Assume that $f:\mathbb{R}\to\mathbb{R}$ is continuous and differentiable everywhere but at $0$.
If $\displaystyle\lim_{x\to0} f'(x) = L$ exists, then does it follow that $f'(0)$ exists?
Prove or disprove.
I think it has to be true. I know that by definition $\displaystyle f'(0)=\lim_{h\to0}\frac{f(h)-f(0)}{h}$, but I could not able to further steps from here. could you please help me out.
By the mean value theorem there is $c_h\in(0,h)$ such that
$$\frac{f(h)-f(0)}h=f'(c_h)$$ so pass to the limit $h\to0^+$ and you get $f_r'(0)=L$. Similarly you get $f'_l(0)=L$. Conclude.
This is an application of L'Hospital's Rule:
$$f'(0) = \lim_{t \to 0} \frac{f(t)-f(0)}{t-0} = \lim_{t \to 0} f'(t)=L$$
where the second equality is given by the rule.
There is an ambiguity in your question. I assume you mean $f(x)$ is continuous everywhere but at $x=0$ and differentiable everywhere but at $x=0$. In this case what you said and the converse of what you said can be violated.

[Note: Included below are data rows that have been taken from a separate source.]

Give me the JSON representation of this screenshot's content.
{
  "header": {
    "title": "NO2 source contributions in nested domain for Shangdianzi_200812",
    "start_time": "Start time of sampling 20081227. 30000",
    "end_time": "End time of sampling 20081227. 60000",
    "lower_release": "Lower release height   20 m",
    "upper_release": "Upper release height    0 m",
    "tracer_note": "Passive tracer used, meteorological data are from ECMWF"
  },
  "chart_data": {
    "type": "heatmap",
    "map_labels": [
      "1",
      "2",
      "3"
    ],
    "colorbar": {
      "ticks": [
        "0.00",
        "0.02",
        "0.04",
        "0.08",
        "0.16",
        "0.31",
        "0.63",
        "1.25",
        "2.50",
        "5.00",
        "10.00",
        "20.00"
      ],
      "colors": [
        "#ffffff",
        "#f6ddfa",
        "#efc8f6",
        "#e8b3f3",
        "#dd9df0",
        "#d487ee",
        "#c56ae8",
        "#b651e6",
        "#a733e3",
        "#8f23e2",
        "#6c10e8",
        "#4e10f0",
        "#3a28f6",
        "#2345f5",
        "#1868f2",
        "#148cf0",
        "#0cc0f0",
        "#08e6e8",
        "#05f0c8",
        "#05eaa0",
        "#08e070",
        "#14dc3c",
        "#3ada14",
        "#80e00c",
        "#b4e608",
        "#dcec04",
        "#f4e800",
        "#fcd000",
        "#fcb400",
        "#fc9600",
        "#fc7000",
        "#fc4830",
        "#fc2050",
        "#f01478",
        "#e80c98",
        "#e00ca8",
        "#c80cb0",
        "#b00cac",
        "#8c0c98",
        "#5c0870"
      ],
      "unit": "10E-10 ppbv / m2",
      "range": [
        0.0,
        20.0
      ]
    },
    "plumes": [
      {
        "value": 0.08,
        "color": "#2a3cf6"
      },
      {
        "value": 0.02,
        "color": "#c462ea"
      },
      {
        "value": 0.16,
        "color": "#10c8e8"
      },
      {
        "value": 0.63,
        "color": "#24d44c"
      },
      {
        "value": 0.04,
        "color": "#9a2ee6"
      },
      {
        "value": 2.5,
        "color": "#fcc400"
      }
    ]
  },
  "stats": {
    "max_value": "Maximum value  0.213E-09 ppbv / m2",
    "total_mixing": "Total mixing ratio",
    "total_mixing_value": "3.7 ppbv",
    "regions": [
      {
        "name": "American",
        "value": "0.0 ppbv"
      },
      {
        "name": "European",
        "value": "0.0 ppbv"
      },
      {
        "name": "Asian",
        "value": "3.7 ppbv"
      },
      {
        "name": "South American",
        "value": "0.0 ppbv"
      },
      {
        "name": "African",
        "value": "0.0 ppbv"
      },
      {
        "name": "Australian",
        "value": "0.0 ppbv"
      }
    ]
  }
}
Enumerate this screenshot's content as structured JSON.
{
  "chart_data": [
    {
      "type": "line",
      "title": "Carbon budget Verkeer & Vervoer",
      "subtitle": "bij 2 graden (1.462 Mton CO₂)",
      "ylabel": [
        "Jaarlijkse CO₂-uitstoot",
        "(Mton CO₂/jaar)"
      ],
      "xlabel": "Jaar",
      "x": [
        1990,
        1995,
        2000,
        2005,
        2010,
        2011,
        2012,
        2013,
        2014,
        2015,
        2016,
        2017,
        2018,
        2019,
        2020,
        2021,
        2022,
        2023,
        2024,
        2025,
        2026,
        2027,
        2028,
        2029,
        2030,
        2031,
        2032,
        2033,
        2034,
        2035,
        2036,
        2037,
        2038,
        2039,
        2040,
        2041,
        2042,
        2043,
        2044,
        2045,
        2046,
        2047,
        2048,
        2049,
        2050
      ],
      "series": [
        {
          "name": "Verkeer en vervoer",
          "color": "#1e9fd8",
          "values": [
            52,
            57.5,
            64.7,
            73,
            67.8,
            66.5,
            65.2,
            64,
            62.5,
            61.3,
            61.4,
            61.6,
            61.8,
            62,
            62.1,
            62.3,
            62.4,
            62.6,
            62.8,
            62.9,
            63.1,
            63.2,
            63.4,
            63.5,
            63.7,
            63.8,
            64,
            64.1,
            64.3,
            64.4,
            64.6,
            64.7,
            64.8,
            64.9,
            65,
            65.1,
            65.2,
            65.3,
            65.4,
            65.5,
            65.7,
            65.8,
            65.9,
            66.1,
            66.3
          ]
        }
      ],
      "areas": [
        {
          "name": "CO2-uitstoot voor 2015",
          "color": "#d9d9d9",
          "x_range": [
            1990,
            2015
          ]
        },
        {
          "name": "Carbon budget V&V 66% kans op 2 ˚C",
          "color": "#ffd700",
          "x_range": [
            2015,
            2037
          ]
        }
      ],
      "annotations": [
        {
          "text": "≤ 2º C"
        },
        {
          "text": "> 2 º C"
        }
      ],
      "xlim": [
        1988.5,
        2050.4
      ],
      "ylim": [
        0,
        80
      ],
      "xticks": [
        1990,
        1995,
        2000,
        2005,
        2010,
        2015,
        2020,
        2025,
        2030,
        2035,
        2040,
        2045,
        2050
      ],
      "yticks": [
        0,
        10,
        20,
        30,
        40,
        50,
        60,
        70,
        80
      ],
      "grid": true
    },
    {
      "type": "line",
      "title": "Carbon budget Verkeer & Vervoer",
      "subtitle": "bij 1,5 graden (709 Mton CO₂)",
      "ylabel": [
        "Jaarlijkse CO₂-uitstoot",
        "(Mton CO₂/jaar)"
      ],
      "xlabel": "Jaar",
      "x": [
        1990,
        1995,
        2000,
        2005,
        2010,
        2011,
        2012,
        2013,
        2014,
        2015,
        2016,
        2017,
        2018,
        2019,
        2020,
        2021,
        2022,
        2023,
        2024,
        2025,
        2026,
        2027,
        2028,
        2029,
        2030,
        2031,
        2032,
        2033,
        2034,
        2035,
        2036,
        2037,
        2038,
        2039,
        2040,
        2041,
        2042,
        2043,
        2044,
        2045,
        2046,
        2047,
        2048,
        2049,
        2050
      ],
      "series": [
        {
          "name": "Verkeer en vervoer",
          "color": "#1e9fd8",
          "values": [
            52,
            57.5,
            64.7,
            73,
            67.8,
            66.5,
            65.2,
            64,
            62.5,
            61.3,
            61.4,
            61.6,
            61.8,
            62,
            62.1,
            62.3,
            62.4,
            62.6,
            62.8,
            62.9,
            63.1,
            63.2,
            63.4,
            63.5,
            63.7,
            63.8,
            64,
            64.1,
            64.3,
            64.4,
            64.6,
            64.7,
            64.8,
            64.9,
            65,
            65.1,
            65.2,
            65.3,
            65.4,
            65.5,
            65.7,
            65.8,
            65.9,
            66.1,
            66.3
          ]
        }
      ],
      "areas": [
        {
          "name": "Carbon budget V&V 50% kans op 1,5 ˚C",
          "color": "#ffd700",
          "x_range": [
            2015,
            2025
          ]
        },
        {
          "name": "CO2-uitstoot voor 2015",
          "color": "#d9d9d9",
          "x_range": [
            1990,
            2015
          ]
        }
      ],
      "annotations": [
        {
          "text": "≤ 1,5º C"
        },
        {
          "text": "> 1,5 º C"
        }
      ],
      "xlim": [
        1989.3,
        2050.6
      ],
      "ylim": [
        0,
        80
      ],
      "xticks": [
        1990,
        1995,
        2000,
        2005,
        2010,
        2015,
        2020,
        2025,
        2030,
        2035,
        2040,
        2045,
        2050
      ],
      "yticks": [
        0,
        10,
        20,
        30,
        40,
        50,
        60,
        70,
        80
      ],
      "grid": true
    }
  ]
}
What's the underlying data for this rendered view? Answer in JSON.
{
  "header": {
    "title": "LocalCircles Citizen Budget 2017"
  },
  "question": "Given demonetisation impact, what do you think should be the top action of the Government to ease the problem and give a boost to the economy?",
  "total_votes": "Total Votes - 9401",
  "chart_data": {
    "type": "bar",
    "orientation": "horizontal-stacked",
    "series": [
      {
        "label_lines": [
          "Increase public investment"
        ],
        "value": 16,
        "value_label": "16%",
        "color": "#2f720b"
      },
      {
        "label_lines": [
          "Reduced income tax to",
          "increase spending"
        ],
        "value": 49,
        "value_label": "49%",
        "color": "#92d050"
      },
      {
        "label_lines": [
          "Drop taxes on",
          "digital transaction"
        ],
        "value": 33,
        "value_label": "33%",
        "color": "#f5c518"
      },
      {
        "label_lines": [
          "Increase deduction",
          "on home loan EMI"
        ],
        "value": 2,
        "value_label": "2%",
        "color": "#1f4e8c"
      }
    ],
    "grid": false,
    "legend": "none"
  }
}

I give you some examples. Consider the following function
$$f(x) = \left\{ \matrix{ {x^2}\sin ({1 \over x})\,\,\,\,\,\,\,\,\,\,\,\,\,\,\,\,\,\,\,\,\,\,\,x \ne 0 \hfill \cr 0\,\,\,\,\,\,\,\,\,\,\,\,\,\,\,\,\,\,\,\,\,\,\,\,\,\,\,\,\,\,\,\,\,\,\,\,\,\,\,\,\,\,x = 0 \hfill \cr} \right.$$
It's derivative is
$$f'(x) = \left\{ \matrix{ 2x\sin ({1 \over x})\, - \cos ({1 \over x})\,\,\,\,\,\,\,\,\,\,\,\,\,\,\,x \ne 0 \hfill \cr 0\,\,\,\,\,\,\,\,\,\,\,\,\,\,\,\,\,\,\,\,\,\,\,\,\,\,\,\,\,\,\,\,\,\,\,\,\,\,\,\,\,\,\,\,\,\,\,\,\,\,\,\,\,\,\,\,\,\,x = 0 \hfill \cr} \right.$$
You can simply see that $f'(0)$ exist since
$$f'(0) = \mathop {\lim }\limits_{x \to 0} {{f(x) - f(0)} \over {x - 0}} = \mathop {\lim }\limits_{x \to 0} {{f(x)} \over x} = \mathop {\lim }\limits_{x \to 0} {{{x^2}\sin ({1 \over x})} \over x} = \mathop {\lim }\limits_{x \to 0} x\sin ({1 \over x}) = 0$$
but $\mathop {\lim f'(x)}\limits_{x \to 0} $ doesn't exist. Hence, the existence of $f'(0)$ doesn't imply the existence of $\mathop {\lim f'(x)}\limits_{x \to 0} $.
The vice versa can also happen, i.e., $\mathop {\lim f'(x)}\limits_{x \to 0} $ exists but $f'(0)$ doesn't exist. For this case you can consider the following simple function
$$f(x) = \left\{ \matrix{ \sin (x)\,\,\,\,\,\,\,\,\,\,\,\,\,\,\,\,\,\,\,\,\,\,\,\,\,\,\,\,\,\,x \ne 0 \hfill \cr 1\,\,\,\,\,\,\,\,\,\,\,\,\,\,\,\,\,\,\,\,\,\,\,\,\,\,\,\,\,\,\,\,\,\,\,\,\,\,\,\,\,x = 0 \hfill \cr} \right.$$
which is a discontinuous function at $x=0$ and hence $f'(0)$ doesn't exist but simply you can check that $\mathop {\lim f'(x)}\limits_{x \to 0} $ exists.
If you take:
$$\begin{align} f(x) = \begin{cases} x^2 & x \ne 0 \\ 1 & x = 0 \end{cases} \end{align}$$
then $f'(x) = 2 x$ unless $x = 0$, and $\lim_{x \to 0} f'(x) = 0$. But the definition of the derivative at $x = 0$ yields:
$$ \lim_{h \to 0} \frac{f(h) - f(0)}{h} = \frac{h^2 - 1}{h} $$
This just doesn't exist. The derivative has a "hole" (more precisely, a removable singularity) at $x = 0$.